- Artist: Gerard David
- Year: c.1515
- Medium: oil paint, panel
- Movement: Early Netherlandish painting
- Dimensions: 81 cm (32 in) × 58 cm (23 in)
- Location: Royal Museum of Fine Arts Antwerp;
- Accession: 47

= Rest on the Flight into Egypt (David, Antwerp) =

Painting by Gerard David

The Rest on the Flight into Egypt is an oil painting by the Early Netherlandish painter Gerard David. It was painted around 1515 and is now in the Royal Museum of Fine Arts Antwerp. It can be compared with other works by David which depict the same subject, including paintings located in Madrid, Washington and New York and a Virgin and Child in Rotterdam.

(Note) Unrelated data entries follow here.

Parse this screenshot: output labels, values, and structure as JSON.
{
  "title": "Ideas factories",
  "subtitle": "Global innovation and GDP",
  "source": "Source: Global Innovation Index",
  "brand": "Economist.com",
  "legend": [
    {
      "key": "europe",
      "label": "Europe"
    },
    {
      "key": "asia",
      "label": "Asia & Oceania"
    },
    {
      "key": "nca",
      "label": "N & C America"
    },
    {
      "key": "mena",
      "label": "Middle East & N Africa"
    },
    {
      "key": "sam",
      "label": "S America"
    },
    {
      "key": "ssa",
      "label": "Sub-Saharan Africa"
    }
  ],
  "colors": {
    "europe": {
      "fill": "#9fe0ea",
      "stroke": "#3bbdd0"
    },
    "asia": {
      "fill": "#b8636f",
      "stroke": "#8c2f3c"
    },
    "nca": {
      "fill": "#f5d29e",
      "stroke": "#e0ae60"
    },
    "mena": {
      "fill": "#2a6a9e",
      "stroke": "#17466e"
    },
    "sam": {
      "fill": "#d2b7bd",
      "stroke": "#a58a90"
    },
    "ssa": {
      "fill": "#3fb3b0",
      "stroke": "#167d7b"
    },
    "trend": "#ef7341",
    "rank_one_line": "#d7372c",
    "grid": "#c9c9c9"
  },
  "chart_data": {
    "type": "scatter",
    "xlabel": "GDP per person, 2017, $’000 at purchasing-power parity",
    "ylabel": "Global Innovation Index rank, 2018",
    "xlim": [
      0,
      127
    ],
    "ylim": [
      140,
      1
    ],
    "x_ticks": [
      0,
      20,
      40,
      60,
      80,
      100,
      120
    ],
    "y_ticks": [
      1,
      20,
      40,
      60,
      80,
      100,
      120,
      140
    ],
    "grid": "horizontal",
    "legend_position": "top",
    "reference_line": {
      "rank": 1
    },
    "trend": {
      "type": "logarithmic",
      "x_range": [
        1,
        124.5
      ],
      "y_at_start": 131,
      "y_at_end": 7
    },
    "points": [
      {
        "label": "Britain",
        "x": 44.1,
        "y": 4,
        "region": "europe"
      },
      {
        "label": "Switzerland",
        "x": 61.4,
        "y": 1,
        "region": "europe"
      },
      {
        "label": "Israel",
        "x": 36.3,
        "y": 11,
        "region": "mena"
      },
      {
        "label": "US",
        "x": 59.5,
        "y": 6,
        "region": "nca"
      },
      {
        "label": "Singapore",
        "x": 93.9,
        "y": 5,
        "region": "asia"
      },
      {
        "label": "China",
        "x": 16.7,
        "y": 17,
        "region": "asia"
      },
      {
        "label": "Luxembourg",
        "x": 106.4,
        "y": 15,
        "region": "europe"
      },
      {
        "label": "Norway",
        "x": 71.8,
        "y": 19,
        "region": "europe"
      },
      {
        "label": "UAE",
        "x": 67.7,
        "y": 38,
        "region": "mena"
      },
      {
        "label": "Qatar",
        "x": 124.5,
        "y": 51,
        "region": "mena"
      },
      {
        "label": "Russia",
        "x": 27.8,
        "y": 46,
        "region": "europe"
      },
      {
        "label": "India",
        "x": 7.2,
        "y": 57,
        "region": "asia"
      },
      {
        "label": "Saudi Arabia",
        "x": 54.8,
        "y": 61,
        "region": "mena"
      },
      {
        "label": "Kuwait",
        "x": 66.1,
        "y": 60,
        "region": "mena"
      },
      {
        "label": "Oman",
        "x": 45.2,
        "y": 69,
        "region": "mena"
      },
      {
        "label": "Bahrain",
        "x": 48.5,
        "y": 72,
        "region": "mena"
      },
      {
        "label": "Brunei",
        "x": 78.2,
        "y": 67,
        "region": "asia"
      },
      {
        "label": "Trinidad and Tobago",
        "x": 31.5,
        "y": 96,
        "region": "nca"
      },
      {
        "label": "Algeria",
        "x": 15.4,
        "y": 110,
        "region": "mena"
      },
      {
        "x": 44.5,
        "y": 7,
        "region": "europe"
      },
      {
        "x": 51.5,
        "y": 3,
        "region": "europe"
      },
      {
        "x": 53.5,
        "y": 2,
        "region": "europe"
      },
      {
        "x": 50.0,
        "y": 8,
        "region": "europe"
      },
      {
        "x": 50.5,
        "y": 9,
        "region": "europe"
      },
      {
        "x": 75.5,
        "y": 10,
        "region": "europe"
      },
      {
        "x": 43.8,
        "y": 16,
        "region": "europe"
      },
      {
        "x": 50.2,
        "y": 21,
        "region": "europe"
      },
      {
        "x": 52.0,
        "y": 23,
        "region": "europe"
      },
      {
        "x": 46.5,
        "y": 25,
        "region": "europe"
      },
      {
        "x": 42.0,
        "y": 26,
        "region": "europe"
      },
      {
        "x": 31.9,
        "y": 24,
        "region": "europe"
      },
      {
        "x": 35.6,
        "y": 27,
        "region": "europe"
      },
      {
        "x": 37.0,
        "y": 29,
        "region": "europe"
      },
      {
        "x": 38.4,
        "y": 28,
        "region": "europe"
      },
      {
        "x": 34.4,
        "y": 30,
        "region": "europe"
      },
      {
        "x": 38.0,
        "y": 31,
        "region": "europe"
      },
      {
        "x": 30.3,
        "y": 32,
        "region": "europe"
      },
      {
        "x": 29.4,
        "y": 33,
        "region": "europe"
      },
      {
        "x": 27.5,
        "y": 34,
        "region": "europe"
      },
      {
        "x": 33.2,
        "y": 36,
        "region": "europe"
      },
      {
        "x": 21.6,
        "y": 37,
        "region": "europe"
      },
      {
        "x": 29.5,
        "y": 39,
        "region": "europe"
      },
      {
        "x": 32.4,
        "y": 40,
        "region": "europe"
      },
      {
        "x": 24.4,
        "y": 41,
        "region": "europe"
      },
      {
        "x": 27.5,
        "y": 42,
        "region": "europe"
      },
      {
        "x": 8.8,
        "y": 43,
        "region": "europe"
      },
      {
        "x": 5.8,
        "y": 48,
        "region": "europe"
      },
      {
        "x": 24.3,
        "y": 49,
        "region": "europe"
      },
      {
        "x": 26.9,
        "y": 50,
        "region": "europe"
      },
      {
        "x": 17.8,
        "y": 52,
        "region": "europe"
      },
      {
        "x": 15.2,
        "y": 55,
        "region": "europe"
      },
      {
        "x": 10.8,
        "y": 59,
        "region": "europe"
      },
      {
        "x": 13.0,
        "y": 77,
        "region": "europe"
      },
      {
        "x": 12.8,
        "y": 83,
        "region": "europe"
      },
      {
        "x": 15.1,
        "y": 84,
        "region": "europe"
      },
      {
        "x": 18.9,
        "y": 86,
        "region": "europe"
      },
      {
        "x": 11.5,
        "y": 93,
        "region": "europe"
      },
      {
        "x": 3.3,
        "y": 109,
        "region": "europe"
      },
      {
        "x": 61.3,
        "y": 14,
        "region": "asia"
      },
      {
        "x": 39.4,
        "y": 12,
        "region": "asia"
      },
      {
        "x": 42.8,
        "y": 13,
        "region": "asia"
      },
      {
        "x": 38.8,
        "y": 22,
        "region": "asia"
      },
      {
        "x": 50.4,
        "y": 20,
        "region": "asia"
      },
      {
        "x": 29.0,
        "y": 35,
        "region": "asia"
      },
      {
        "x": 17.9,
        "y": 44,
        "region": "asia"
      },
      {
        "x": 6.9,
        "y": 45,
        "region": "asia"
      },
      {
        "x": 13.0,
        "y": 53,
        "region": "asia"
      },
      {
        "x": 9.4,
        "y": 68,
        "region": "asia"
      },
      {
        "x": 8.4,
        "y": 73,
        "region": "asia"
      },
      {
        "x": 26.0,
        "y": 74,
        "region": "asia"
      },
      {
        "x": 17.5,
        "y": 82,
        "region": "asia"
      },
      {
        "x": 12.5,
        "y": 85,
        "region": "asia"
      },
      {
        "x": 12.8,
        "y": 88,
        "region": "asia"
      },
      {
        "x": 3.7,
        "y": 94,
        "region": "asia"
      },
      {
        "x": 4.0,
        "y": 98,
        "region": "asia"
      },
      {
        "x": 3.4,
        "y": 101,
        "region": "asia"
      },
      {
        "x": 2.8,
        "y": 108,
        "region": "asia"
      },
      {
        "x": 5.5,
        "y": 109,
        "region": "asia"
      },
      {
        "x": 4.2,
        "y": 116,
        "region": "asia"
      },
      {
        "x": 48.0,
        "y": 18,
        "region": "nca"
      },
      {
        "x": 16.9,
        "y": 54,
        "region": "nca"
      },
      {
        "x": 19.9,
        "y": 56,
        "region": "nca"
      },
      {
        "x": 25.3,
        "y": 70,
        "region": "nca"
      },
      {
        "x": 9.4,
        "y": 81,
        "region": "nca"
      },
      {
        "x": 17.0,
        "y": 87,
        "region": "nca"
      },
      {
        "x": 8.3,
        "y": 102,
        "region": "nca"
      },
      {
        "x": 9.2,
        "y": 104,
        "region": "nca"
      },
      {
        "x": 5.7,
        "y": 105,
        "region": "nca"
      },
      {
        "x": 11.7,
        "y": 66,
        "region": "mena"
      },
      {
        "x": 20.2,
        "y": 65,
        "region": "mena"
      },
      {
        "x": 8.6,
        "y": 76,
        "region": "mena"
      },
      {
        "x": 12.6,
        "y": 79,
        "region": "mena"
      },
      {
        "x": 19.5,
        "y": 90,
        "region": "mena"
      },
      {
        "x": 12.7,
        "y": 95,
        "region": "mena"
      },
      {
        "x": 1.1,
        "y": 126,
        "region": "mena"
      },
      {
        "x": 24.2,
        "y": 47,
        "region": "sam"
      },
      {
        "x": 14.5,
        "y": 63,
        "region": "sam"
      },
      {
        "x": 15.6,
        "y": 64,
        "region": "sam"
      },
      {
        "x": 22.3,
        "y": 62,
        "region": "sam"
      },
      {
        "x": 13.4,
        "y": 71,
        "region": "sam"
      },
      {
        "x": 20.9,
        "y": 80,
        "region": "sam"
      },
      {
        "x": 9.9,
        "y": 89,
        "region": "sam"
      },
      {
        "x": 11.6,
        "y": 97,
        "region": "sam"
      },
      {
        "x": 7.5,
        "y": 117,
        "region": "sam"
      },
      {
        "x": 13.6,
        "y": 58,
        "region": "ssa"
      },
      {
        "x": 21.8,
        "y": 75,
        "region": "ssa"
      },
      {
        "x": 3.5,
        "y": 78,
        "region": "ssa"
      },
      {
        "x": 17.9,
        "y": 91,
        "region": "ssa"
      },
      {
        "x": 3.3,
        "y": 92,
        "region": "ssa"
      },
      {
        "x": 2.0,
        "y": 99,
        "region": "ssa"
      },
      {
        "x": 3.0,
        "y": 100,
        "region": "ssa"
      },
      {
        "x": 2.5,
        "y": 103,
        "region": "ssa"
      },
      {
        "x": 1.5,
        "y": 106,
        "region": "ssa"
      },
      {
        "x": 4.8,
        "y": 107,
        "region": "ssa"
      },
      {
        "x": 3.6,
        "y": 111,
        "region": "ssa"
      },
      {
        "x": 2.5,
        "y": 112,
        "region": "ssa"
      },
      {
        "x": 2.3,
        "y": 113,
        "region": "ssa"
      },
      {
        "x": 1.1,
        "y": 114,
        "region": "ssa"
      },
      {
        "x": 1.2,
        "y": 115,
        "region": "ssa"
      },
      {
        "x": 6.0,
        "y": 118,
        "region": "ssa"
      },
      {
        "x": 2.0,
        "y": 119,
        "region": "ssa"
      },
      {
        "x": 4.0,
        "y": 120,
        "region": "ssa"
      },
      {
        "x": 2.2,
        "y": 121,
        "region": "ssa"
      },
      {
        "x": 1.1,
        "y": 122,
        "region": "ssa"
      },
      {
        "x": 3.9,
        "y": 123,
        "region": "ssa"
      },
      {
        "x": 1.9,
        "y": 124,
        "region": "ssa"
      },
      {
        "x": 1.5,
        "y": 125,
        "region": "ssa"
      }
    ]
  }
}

The Flight into Egypt derives from the Gospel of Matthew (II.13-18), though it does not mention a rest, which derives from apocryphal accounts. It was a popular theme for painters in many periods. David painted it on several occasions using different compositions, possibly not as the result of commissions but simply painted to put on the open market. Many of them are near-identical but for a few small details. However, in all of them David focuses attention on the seated Virgin Mary breastfeeding the Christ Child, enthroned in front of a deep forest landscape background. In the far background there is usually a scene related to either the rest or the journey to Egypt.

The Antwerp version replaces the Prado version's background scene of the Flight into Egypt with a scene of Joseph and the donkey resting. It is held by some to be a copy by Adrian Isenbrandt.